On Flamingo, Flowers’ solo debut, those tight grooves are missing, making it all too obvious that his lyrics can be not only amateurish, but also downright cloying. Roughly falling into two categories, his lyrics tend to be nonsensical or Springsteen-inspired. Here, Flowers devotes his time to pursuing the latter, using his native Las Vegas in the place of Springsteen’s New Jersey as the backdrop for tales of everyday Americans trying to make it through the day with the slightest of dignity intact.
This is where Flowers runs into his first problem, right from the outset. Springsteen’s great gift is making the mundane epic, transforming an otherwise lackluster existence into something meaningful. Flowers starts with the same tact in mind, but actually achieves the reverse. He takes the epic and makes it seem mundane. This is a great trick, indeed, but not an enjoyable one for the listener.
Take, for example, these lyrics, which come from album opener “Welcome to Fabulous Las Vegas” (a title that, in itself, sounds both ridiculous and plastic): “Sunsets and neon lights / Call girls and neon lights / Blackjack and lady luck / Cocaine and lady luck / You call upon her on holy knees tonight.” Is this Flowers’ take on the desperation one feels when pushed into an all-or-nothing situation? It sounds like an ad for Las Vegas, not the gritty tale of disconsolation in Springsteen’s “Atlantic City”, which tells a similar story in much more stark, and poetic, details.
Such lyrical hokeyness pervades Flamingo, turning timeless themes into connect-the-cliché. On “Playing with Fire”, a song dealing – very loosely – with religious redemption, Flowers reduces man’s ultimate quest for meaning to worn-out imagery: “Playing with fire / You know you’re gonna hurt somebody tonight / And you’re out on a wire / You know we’re playing with fire.” Please, somebody, remove “playing with fire” to connote danger from all lyrical options, from here on out. And to rhyme it with “out on a wire”, another cliché? Ugh.
The other problem Flowers runs into is the music, which, on the whole, feels directionless and farmed out. Granted, part of this reaction undoubtedly comes out of bias, from the expectation that we’ll hear something similar to the Killers when listening to Flamingo. That aside, the music lacks focus and a distinct sound. Much of it, in fact, sounds like a copy of a copy of a copy of the Killers. The synths are there, the dance beats are there, the occasional guitar solos are there, but a sense of purpose is completely missing.

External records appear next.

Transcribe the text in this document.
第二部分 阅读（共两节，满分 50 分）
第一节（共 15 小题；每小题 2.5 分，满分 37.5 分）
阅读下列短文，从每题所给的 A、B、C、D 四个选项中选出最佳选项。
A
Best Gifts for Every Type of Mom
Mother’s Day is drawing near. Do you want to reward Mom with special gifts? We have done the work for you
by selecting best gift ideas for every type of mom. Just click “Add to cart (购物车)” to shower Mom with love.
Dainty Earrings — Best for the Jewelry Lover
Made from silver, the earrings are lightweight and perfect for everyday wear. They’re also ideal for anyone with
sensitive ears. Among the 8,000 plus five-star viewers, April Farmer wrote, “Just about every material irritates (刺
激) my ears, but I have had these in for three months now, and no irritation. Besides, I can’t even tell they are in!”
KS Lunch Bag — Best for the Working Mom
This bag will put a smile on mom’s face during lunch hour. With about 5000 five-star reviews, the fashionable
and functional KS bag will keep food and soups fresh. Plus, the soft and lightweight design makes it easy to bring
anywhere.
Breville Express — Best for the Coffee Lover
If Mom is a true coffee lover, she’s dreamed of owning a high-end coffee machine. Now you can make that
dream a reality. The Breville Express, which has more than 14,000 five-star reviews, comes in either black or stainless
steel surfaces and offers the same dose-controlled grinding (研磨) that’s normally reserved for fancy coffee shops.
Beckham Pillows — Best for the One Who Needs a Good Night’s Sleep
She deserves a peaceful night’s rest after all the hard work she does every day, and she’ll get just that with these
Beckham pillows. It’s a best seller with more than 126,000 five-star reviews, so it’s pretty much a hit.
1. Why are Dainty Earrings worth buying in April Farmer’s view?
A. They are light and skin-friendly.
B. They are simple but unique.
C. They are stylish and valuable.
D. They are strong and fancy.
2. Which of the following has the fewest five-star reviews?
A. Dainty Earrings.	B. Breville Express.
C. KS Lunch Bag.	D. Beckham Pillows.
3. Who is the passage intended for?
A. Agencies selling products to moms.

A case in point is “”Hard Enough”, a duet with Jenny Lewis. Chronicling a couple that struggles to mature into a relationship before permanently dissolving, the song holds the potential to be stellar, especially with Lewis. Instead, it begins with gothic moans, morphs into an unholy blend of ’80s new wave and modern adult contemporary, and then ends up feeling like karaoke fodder. There are other examples of such egregious musical shortcomings, but there’s a mercy rule for these things.
This all, unfortunately for Flowers, leads us back to the Killers. They are on a “hiatus” right now, which has fueled rumors that the band might be calling it quits. Let’s hope not. Flowers needs his bandmates, just as they surely need him. Without them, he has to rely on his surrounding players to lend his songs shape and ground his lyrics. Those are jobs you don’t want to entrust to just anybody. When you have to rely on a producer to lend your songs identity – even a producer as great as Daniel Lanois – then you’re just in trouble. That’s the job of a band, not a hired hand.
In the end, Flowers need only look to one of his heroes to see what happens when a great frontman is stripped from a great band. Let’s hope that Flowers isn’t the next Morrissey, putting out one brilliant album for every three duds. At that rate, we only have to suffer two more Flamingos to see what Flowers is capable of producing as a solo artist.